22/06/2006

diálogo sob a lua de Poe

Ele abre a porta para a varanda do bar flutuante. A noite está fria, não tem o casaco vestido, mas apeteceu-lhe sair um pouco da multidão, da festa. Debruça-se sobre o corrimão, os olhos postos no rio, na outra margem, no horizonte onde brilha, ao longe, uma lua amarela, melancólica, daquelas que assombram os contos de Poe. Pousa a cerveja, pega no maço de cigarros e acende um. Enche os pulmões e suspende a respiração. Fica quieto, a olhar para o fumo que sobe do cigarro, a porta abre-se atrás de si. Expira, não se volta, reconhece o perfume...

Ela debruça-se também sobre o corrimão, quase encostada a ele.

- Começaste a fumar! – admira-se ela.

Ele puxa mais uma passa do cigarro, trava.

- Hum-um… – responde ele.

Calam-se.

- Está frio… – tenta ela.

- Hum-um… – responde ele.

Calam-se.

- Está tudo bem contigo? – tenta ela, mais uma vez.

- Hum-um… – responde ele, mais uma vez.

- Importas-te de me responder em vez de te fazeres de vítima?! – quase berra ela.

Ele vira-se, devagar, fita-a nos olhos – ela desvia o olhar –, puxa mais uma golfada de fumo, vira a cara para expirar e começa, calmamente:

- Eu não me estou a fazer de vítima. Nunca gostei de me fazer de vítima, tu sabes isso. Aliás, se houve alguma vítima no que nos aconteceu, foste tu. Fui eu que acabei, fui eu que me afastei, fui eu o culpado de não ter dado certo. Não me estou a fazer de vítima, só não sei o que dizer.

Calam-se.

- Ouve, – recomeça ele – eu lamento o que fiz. Passaste um mau bocado por minha causa. Mas aproveitaste bem demais o teu direito de me magoar. Nunca, por uma vez sequer, te traí, nem a tua amizade, nem o teu amor. Nunca, acredites ou não. É claro que olhava para outras mulheres, é claro que as desejava, mas nunca fiz o que quer que seja com essas mulheres. No final do dia, era contigo que eu estava, era contigo que confidenciava, era contigo que dormia. Estraguei tudo, ok, mas tu não tinhas o direito de me tratar como lixo, eu nunca te fiz isso, nem quando acabei tudo. Era isto que querias ouvir?

Ele coça a barba, ela afaga os braços, arrepiados. Ele espreita para dentro do bar, abana a cabeça.

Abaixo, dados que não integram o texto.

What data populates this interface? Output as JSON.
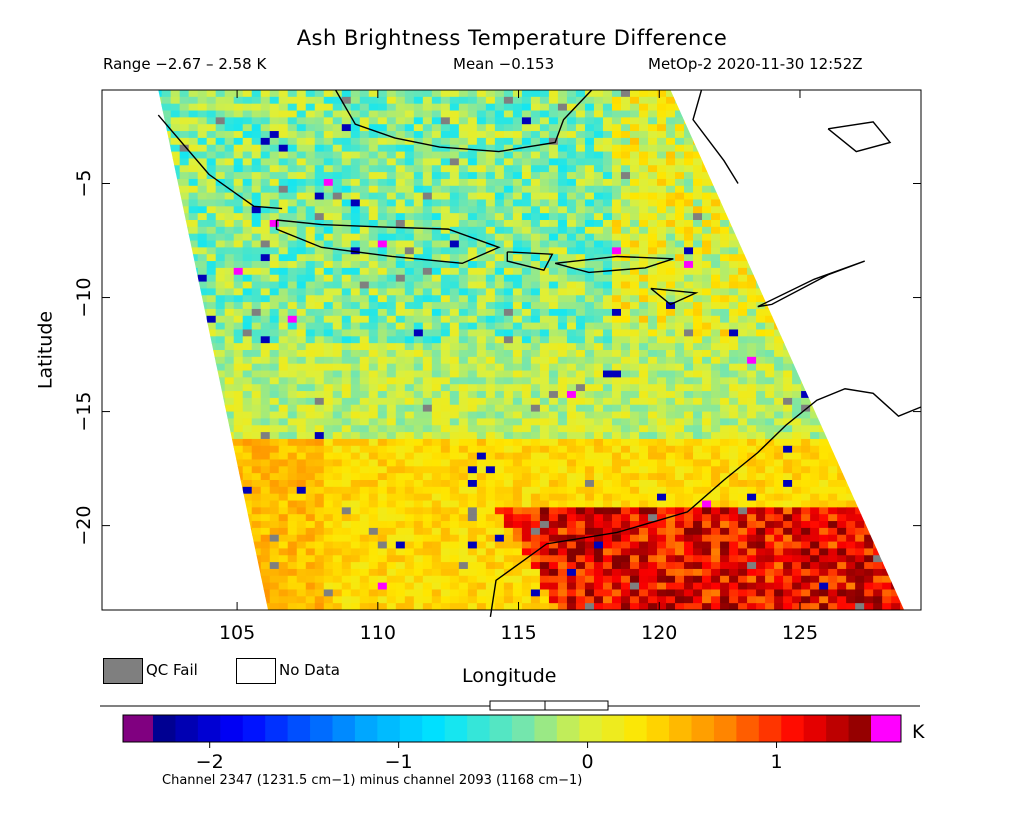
{
  "header": {
    "title": "Ash Brightness Temperature Difference",
    "range": "Range −2.67 – 2.58 K",
    "mean": "Mean −0.153",
    "satellite_time": "MetOp-2 2020-11-30 12:52Z"
  },
  "legend": {
    "qc_fail_label": "QC Fail",
    "no_data_label": "No Data",
    "qc_fail_color": "#7f7f7f",
    "no_data_color": "#ffffff"
  },
  "colorbar": {
    "unit": "K",
    "ticks": [
      -2,
      -1,
      0,
      1
    ],
    "tick_labels": [
      "−2",
      "−1",
      "0",
      "1"
    ],
    "range": [
      -2.3,
      1.5
    ],
    "underflow_color": "#800080",
    "overflow_color": "#ff00ff",
    "footnote": "Channel 2347 (1231.5 cm−1) minus channel 2093 (1168 cm−1)"
  },
  "chart_data": {
    "type": "heatmap",
    "title": "Ash Brightness Temperature Difference",
    "xlabel": "Longitude",
    "ylabel": "Latitude",
    "xlim": [
      100.2,
      129.3
    ],
    "ylim": [
      -23.7,
      -0.9
    ],
    "x_ticks": [
      105,
      110,
      115,
      120,
      125
    ],
    "y_ticks": [
      -5,
      -10,
      -15,
      -20
    ],
    "y_tick_labels": [
      "−5",
      "−10",
      "−15",
      "−20"
    ],
    "value_unit": "K",
    "value_range": [
      -2.67,
      2.58
    ],
    "mean": -0.153,
    "swath_corners_lon_lat": [
      [
        102.2,
        -0.9
      ],
      [
        120.4,
        -0.9
      ],
      [
        128.7,
        -23.7
      ],
      [
        106.1,
        -23.7
      ]
    ],
    "regions": [
      {
        "name": "north-central",
        "value": -0.45
      },
      {
        "name": "south-west",
        "value": 0.3
      },
      {
        "name": "south-east-land",
        "value": 1.0
      }
    ]
  }
}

- Sempre achei que ias acabar por ficar com um idiota, um parvalhão, e aquele cretino que está lá dentro, meio bêbedo, a atirar-se à nossa amiga, a tua grande amiga – lembras-te? – prova que tinha razão…

Dá uma última passa, atira a ponta para o rio, pega na cerveja e vira-se, na direcção da porta.

- Tenho pena de ti. – começa ele.

- Não preciso que tenh-

- Pára! Pára, eu reformulo. Lamento. Lamento o teu azar com os homens. Só te calham idiotas. E lamento também que isso te tenha tornado numa cabra…

Ele abre a porta, volta à festa.

Ela fica sozinha, debaixo de uma lua que, mal sabe ela, pertence a Poe...

4 comentários:

Anónimo disse...

o que dizer quando as palavras nos comem os olhos?
maravilhoso.

Anónimo disse...

Comer os olhos? Acho que às vezes me come a alma...
Obrigado!

Anónimo disse...

amargura leva a amargura, que as pessoas não conseguirem engolir o orgulho e admitir os seus erros e pedir desculpas, se um faz meio caminho, as coisas já estam facilitadas, a ofensa não leva a lado nenhum.
claro que ninguém tem sangue de barata, e qd somos atacados reagimos, mas se há uma mão estendida por q não agarra-la.
ok estou em discusos tontos, mas sinceramente acho k era tudo tão mais fácil se as pessoas falassem francamente e sem barreiras.
enfim...
maravilhoso diálogo, real mais real não há!

Anónimo disse...

Teste depois de queixa descafeínada...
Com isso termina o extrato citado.